Session ID- Non zero value( new connection on existing session.
- Zero value (new connection on new session.
CipherSuite- all cryptographic algorithms, key exchange
Compression method

18. Server-Hello message:
After sending client-hello message, client waits for server-hello message which is same as that of client-hello message.
Cipher Suite : parameters include key exchange method
( conventional encryption keys and MAC keys are exchanged)
Key exchange methods:
RSA
Fixed Diffie Hellman
Ephemeral Diffie-hellman
Anonymous Diffie-Hellman

19. PHASE-2 Server authentication and key exchange
Server sends certificate-X.509
Server key exchange message is sent for following:
1. Anonymous Diffie-Hellman( prime number and primitive root and server’s public Diffie-Hellman key)
2. Ephemeral Diffie-Hellman (3 parameters plus signature of those parameters)
3. RSA key exchange- Client cannot simply send secret key encrypted with server’s public key. Server must create RSA public/private key pair and use server-key –exchange message to send the public key

20. Certificate-request message includes certificate type and certificate-authorities.
Certificate types:
1. RSA, signature only
2. DSS, signature only
3. RSA for fixed Diffie-Hellman
4. RSA for Ephemeral diffie-Hellman
5. DSS for fixed Diffie-Hellman
6. DSS for Ephemeral diffie-Hellman
Server sends server-done message (no parameters)

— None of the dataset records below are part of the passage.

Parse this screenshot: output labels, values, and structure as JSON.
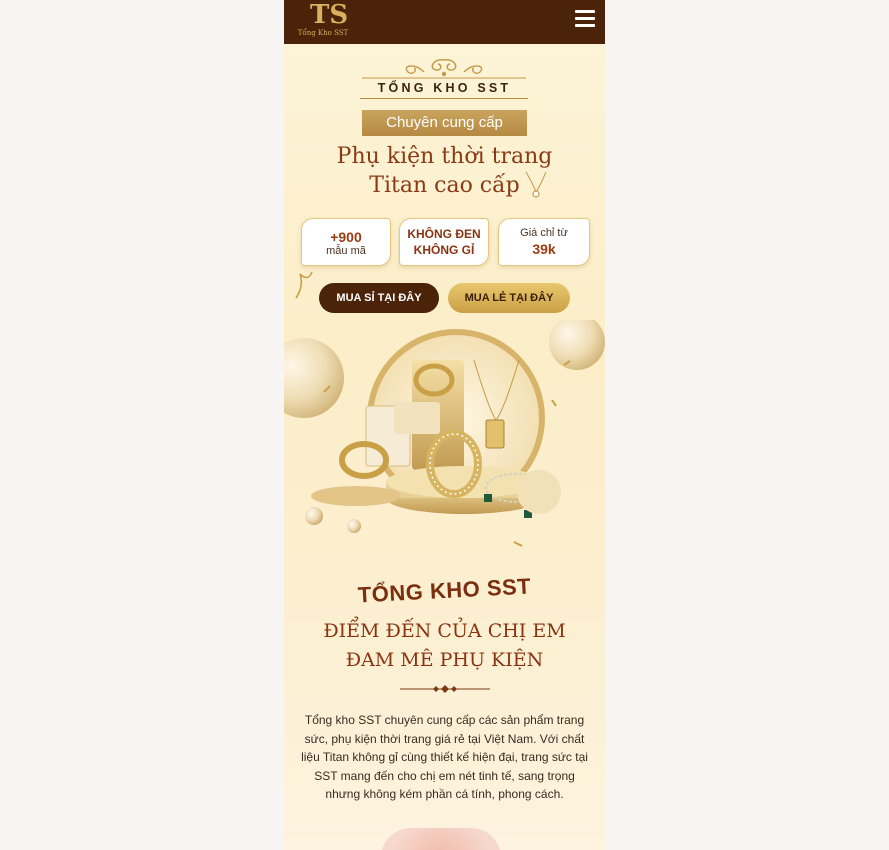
{
  "header": {
    "logo_text": "Tổng Kho SST",
    "logo_mark": "TS",
    "menu_icon": "hamburger-menu-icon"
  },
  "hero": {
    "brand": "TỔNG KHO SST",
    "tag": "Chuyên cung cấp",
    "headline_line1": "Phụ kiện thời trang",
    "headline_line2": "Titan cao cấp"
  },
  "badges": {
    "count_value": "+900",
    "count_label": "mẫu mã",
    "quality_line1": "KHÔNG ĐEN",
    "quality_line2": "KHÔNG GỈ",
    "price_label": "Giá chỉ từ",
    "price_value": "39k"
  },
  "buttons": {
    "wholesale": "MUA SỈ TẠI ĐÂY",
    "retail": "MUA LẺ TẠI ĐÂY"
  },
  "about": {
    "brand": "TỔNG KHO SST",
    "subtitle_line1": "ĐIỂM ĐẾN CỦA CHỊ EM",
    "subtitle_line2": "ĐAM MÊ PHỤ KIỆN",
    "description": "Tổng kho SST chuyên cung cấp các sản phẩm trang sức, phụ kiện thời trang giá rẻ tại Việt Nam. Với chất liệu Titan không gỉ cùng thiết kế hiện đại, trang sức tại SST mang đến cho chị em nét tinh tế, sang trọng nhưng không kém phần cá tính, phong cách."
  },
  "colors": {
    "header_bg": "#4a2308",
    "accent_gold": "#c9a45e",
    "brand_brown": "#8a3412",
    "page_bg": "#fbeec8"
  }
}
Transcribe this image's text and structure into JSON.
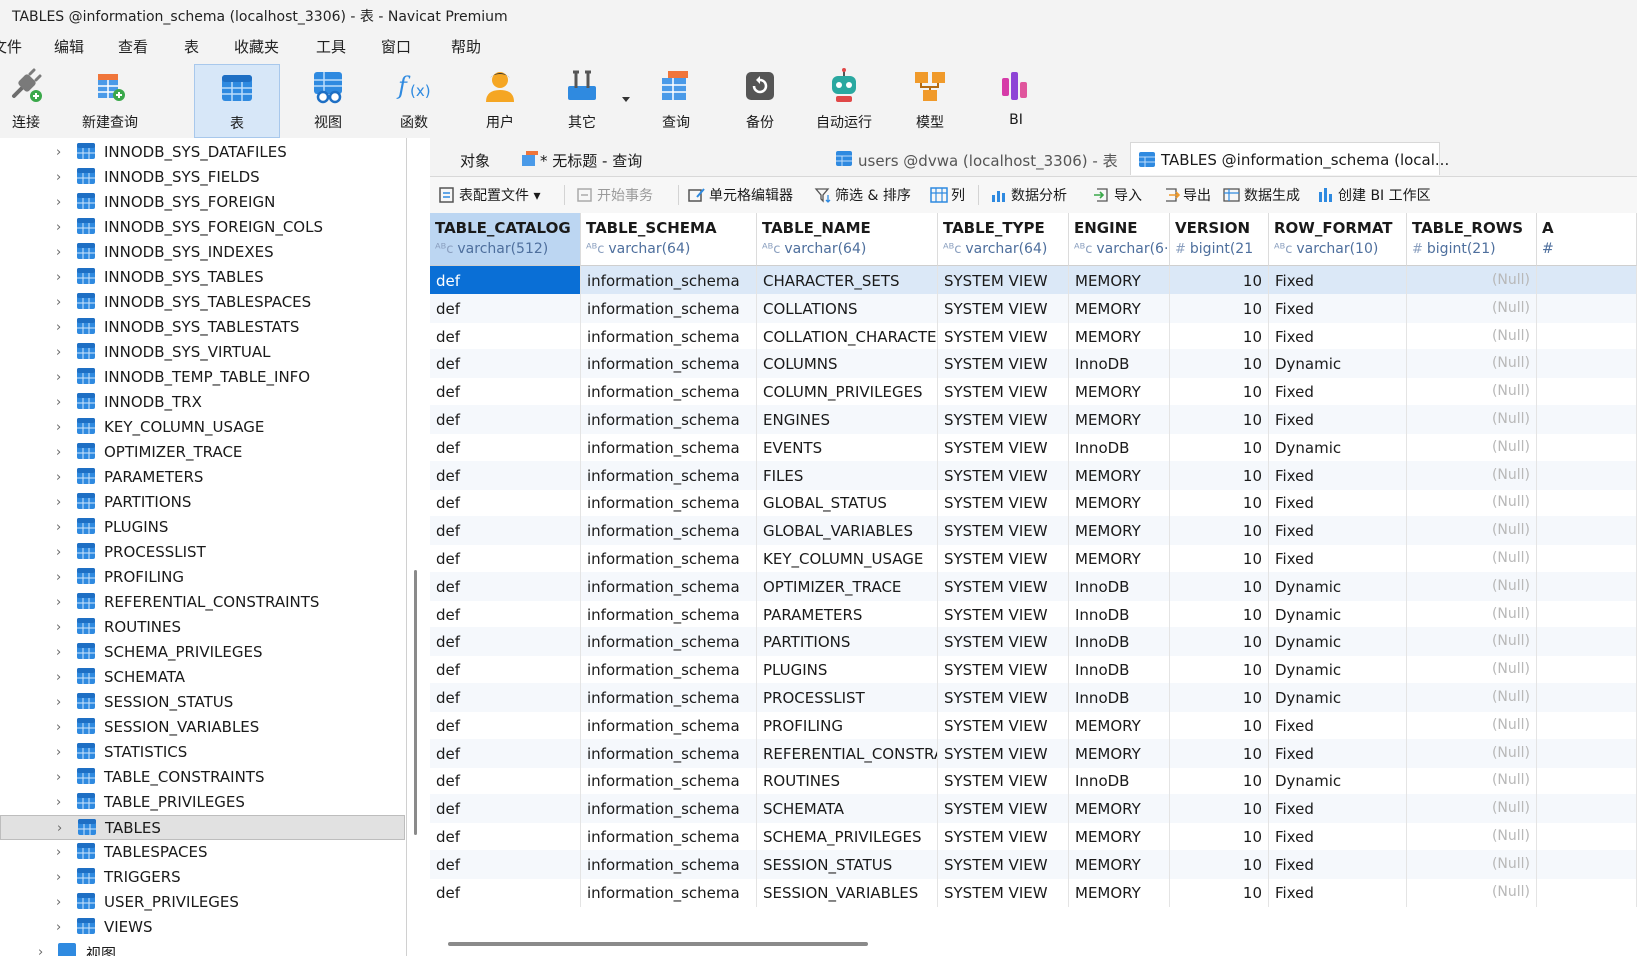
{
  "window": {
    "title": "TABLES @information_schema (localhost_3306) - 表 - Navicat Premium"
  },
  "menu": [
    "文件",
    "编辑",
    "查看",
    "表",
    "收藏夹",
    "工具",
    "窗口",
    "帮助"
  ],
  "toolbar": [
    {
      "label": "连接",
      "icon": "plug-icon"
    },
    {
      "label": "新建查询",
      "icon": "new-query-icon"
    },
    {
      "label": "表",
      "icon": "table-icon"
    },
    {
      "label": "视图",
      "icon": "view-icon"
    },
    {
      "label": "函数",
      "icon": "function-icon"
    },
    {
      "label": "用户",
      "icon": "user-icon"
    },
    {
      "label": "其它",
      "icon": "tools-icon"
    },
    {
      "label": "查询",
      "icon": "query-icon"
    },
    {
      "label": "备份",
      "icon": "backup-icon"
    },
    {
      "label": "自动运行",
      "icon": "robot-icon"
    },
    {
      "label": "模型",
      "icon": "model-icon"
    },
    {
      "label": "BI",
      "icon": "bi-icon"
    }
  ],
  "sidebar": {
    "items": [
      "INNODB_SYS_DATAFILES",
      "INNODB_SYS_FIELDS",
      "INNODB_SYS_FOREIGN",
      "INNODB_SYS_FOREIGN_COLS",
      "INNODB_SYS_INDEXES",
      "INNODB_SYS_TABLES",
      "INNODB_SYS_TABLESPACES",
      "INNODB_SYS_TABLESTATS",
      "INNODB_SYS_VIRTUAL",
      "INNODB_TEMP_TABLE_INFO",
      "INNODB_TRX",
      "KEY_COLUMN_USAGE",
      "OPTIMIZER_TRACE",
      "PARAMETERS",
      "PARTITIONS",
      "PLUGINS",
      "PROCESSLIST",
      "PROFILING",
      "REFERENTIAL_CONSTRAINTS",
      "ROUTINES",
      "SCHEMA_PRIVILEGES",
      "SCHEMATA",
      "SESSION_STATUS",
      "SESSION_VARIABLES",
      "STATISTICS",
      "TABLE_CONSTRAINTS",
      "TABLE_PRIVILEGES",
      "TABLES",
      "TABLESPACES",
      "TRIGGERS",
      "USER_PRIVILEGES",
      "VIEWS"
    ],
    "selected": "TABLES",
    "footer_label": "视图"
  },
  "tabs": [
    {
      "label": "对象"
    },
    {
      "label": "* 无标题 - 查询"
    },
    {
      "label": "users @dvwa (localhost_3306) - 表"
    },
    {
      "label": "TABLES @information_schema (local..."
    }
  ],
  "subtoolbar": [
    {
      "label": "表配置文件",
      "icon": "profile-icon",
      "disabled": false
    },
    {
      "label": "开始事务",
      "icon": "transaction-icon",
      "disabled": true
    },
    {
      "label": "单元格编辑器",
      "icon": "cell-editor-icon",
      "disabled": false
    },
    {
      "label": "筛选 & 排序",
      "icon": "filter-icon",
      "disabled": false
    },
    {
      "label": "列",
      "icon": "columns-icon",
      "disabled": false
    },
    {
      "label": "数据分析",
      "icon": "analysis-icon",
      "disabled": false
    },
    {
      "label": "导入",
      "icon": "import-icon",
      "disabled": false
    },
    {
      "label": "导出",
      "icon": "export-icon",
      "disabled": false
    },
    {
      "label": "数据生成",
      "icon": "datagen-icon",
      "disabled": false
    },
    {
      "label": "创建 BI 工作区",
      "icon": "bi-workspace-icon",
      "disabled": false
    }
  ],
  "table": {
    "columns": [
      {
        "name": "TABLE_CATALOG",
        "type": "varchar(512)",
        "kind": "text"
      },
      {
        "name": "TABLE_SCHEMA",
        "type": "varchar(64)",
        "kind": "text"
      },
      {
        "name": "TABLE_NAME",
        "type": "varchar(64)",
        "kind": "text"
      },
      {
        "name": "TABLE_TYPE",
        "type": "varchar(64)",
        "kind": "text"
      },
      {
        "name": "ENGINE",
        "type": "varchar(6·",
        "kind": "text"
      },
      {
        "name": "VERSION",
        "type": "bigint(21",
        "kind": "num"
      },
      {
        "name": "ROW_FORMAT",
        "type": "varchar(10)",
        "kind": "text"
      },
      {
        "name": "TABLE_ROWS",
        "type": "bigint(21)",
        "kind": "num"
      },
      {
        "name": "A",
        "type": "#",
        "kind": "text"
      }
    ],
    "null_text": "(Null)",
    "rows": [
      [
        "def",
        "information_schema",
        "CHARACTER_SETS",
        "SYSTEM VIEW",
        "MEMORY",
        "10",
        "Fixed"
      ],
      [
        "def",
        "information_schema",
        "COLLATIONS",
        "SYSTEM VIEW",
        "MEMORY",
        "10",
        "Fixed"
      ],
      [
        "def",
        "information_schema",
        "COLLATION_CHARACTE",
        "SYSTEM VIEW",
        "MEMORY",
        "10",
        "Fixed"
      ],
      [
        "def",
        "information_schema",
        "COLUMNS",
        "SYSTEM VIEW",
        "InnoDB",
        "10",
        "Dynamic"
      ],
      [
        "def",
        "information_schema",
        "COLUMN_PRIVILEGES",
        "SYSTEM VIEW",
        "MEMORY",
        "10",
        "Fixed"
      ],
      [
        "def",
        "information_schema",
        "ENGINES",
        "SYSTEM VIEW",
        "MEMORY",
        "10",
        "Fixed"
      ],
      [
        "def",
        "information_schema",
        "EVENTS",
        "SYSTEM VIEW",
        "InnoDB",
        "10",
        "Dynamic"
      ],
      [
        "def",
        "information_schema",
        "FILES",
        "SYSTEM VIEW",
        "MEMORY",
        "10",
        "Fixed"
      ],
      [
        "def",
        "information_schema",
        "GLOBAL_STATUS",
        "SYSTEM VIEW",
        "MEMORY",
        "10",
        "Fixed"
      ],
      [
        "def",
        "information_schema",
        "GLOBAL_VARIABLES",
        "SYSTEM VIEW",
        "MEMORY",
        "10",
        "Fixed"
      ],
      [
        "def",
        "information_schema",
        "KEY_COLUMN_USAGE",
        "SYSTEM VIEW",
        "MEMORY",
        "10",
        "Fixed"
      ],
      [
        "def",
        "information_schema",
        "OPTIMIZER_TRACE",
        "SYSTEM VIEW",
        "InnoDB",
        "10",
        "Dynamic"
      ],
      [
        "def",
        "information_schema",
        "PARAMETERS",
        "SYSTEM VIEW",
        "InnoDB",
        "10",
        "Dynamic"
      ],
      [
        "def",
        "information_schema",
        "PARTITIONS",
        "SYSTEM VIEW",
        "InnoDB",
        "10",
        "Dynamic"
      ],
      [
        "def",
        "information_schema",
        "PLUGINS",
        "SYSTEM VIEW",
        "InnoDB",
        "10",
        "Dynamic"
      ],
      [
        "def",
        "information_schema",
        "PROCESSLIST",
        "SYSTEM VIEW",
        "InnoDB",
        "10",
        "Dynamic"
      ],
      [
        "def",
        "information_schema",
        "PROFILING",
        "SYSTEM VIEW",
        "MEMORY",
        "10",
        "Fixed"
      ],
      [
        "def",
        "information_schema",
        "REFERENTIAL_CONSTRA",
        "SYSTEM VIEW",
        "MEMORY",
        "10",
        "Fixed"
      ],
      [
        "def",
        "information_schema",
        "ROUTINES",
        "SYSTEM VIEW",
        "InnoDB",
        "10",
        "Dynamic"
      ],
      [
        "def",
        "information_schema",
        "SCHEMATA",
        "SYSTEM VIEW",
        "MEMORY",
        "10",
        "Fixed"
      ],
      [
        "def",
        "information_schema",
        "SCHEMA_PRIVILEGES",
        "SYSTEM VIEW",
        "MEMORY",
        "10",
        "Fixed"
      ],
      [
        "def",
        "information_schema",
        "SESSION_STATUS",
        "SYSTEM VIEW",
        "MEMORY",
        "10",
        "Fixed"
      ],
      [
        "def",
        "information_schema",
        "SESSION_VARIABLES",
        "SYSTEM VIEW",
        "MEMORY",
        "10",
        "Fixed"
      ]
    ]
  },
  "colors": {
    "accent": "#0a6fd6",
    "header_selected": "#bcd6f2",
    "row_highlight": "#dbe8f7"
  }
}
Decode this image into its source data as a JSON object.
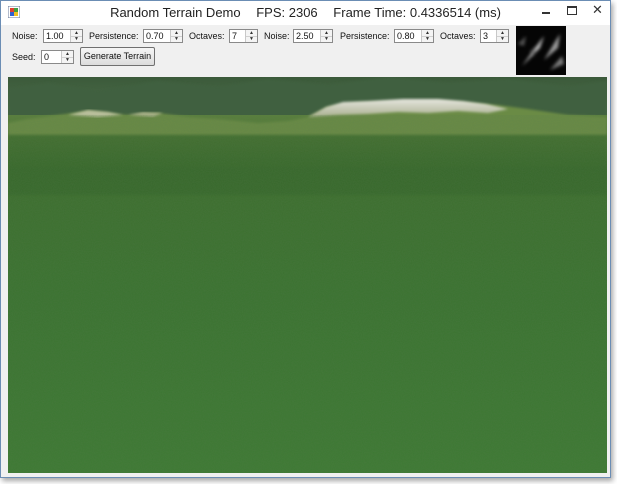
{
  "window": {
    "title": "Random Terrain Demo",
    "fps": "FPS: 2306",
    "frame_time": "Frame Time: 0.4336514 (ms)",
    "min_icon": "minimize-icon",
    "max_icon": "maximize-icon",
    "close_label": "✕"
  },
  "toolbar": {
    "noise1": {
      "label": "Noise:",
      "value": "1.00"
    },
    "persistence1": {
      "label": "Persistence:",
      "value": "0.70"
    },
    "octaves1": {
      "label": "Octaves:",
      "value": "7"
    },
    "noise2": {
      "label": "Noise:",
      "value": "2.50"
    },
    "persistence2": {
      "label": "Persistence:",
      "value": "0.80"
    },
    "octaves2": {
      "label": "Octaves:",
      "value": "3"
    },
    "seed": {
      "label": "Seed:",
      "value": "0"
    },
    "generate_label": "Generate Terrain",
    "arrow_up": "▲",
    "arrow_down": "▼"
  },
  "colors": {
    "grass": "#3f7a32",
    "grass_dark": "#2f5f27",
    "hills": "#6f8f4a",
    "snow": "#d8d8d0",
    "sky": "#4d6a48"
  }
}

21. PHASE-3- Client authentication and key exchange
If server has requested certificate, client sends certificate . If no suitable certificate available, client sends no-certificate alert.
Client-key-exchange message is sent based on
RSA: client generates 48 byte pre-master secret and encrypts with public key from server certificate.
Ephemeral Diffie-Hellman-client’s public Diffie-Hellman parameters are sent.
Fixed Diffie-Hellman
Client sends Certificate-verify message to provide explicit verification of a client certificate.

22. PHASE-4-FINISH This phase completes setting up of secure connection.
Client sends change-cipher-spec message
Client sends finished message.
Finished message is concatenation of 2 hash values.
MD5(master-secret||pad2||MD5(handshake-message||sender||master-secret||pad1))
SHA(master-secret||pad2||SHA(handshake-message||sender||master-secret||pad1))
Server sends change-cipher-spec message to client.
Server sends finished message to client.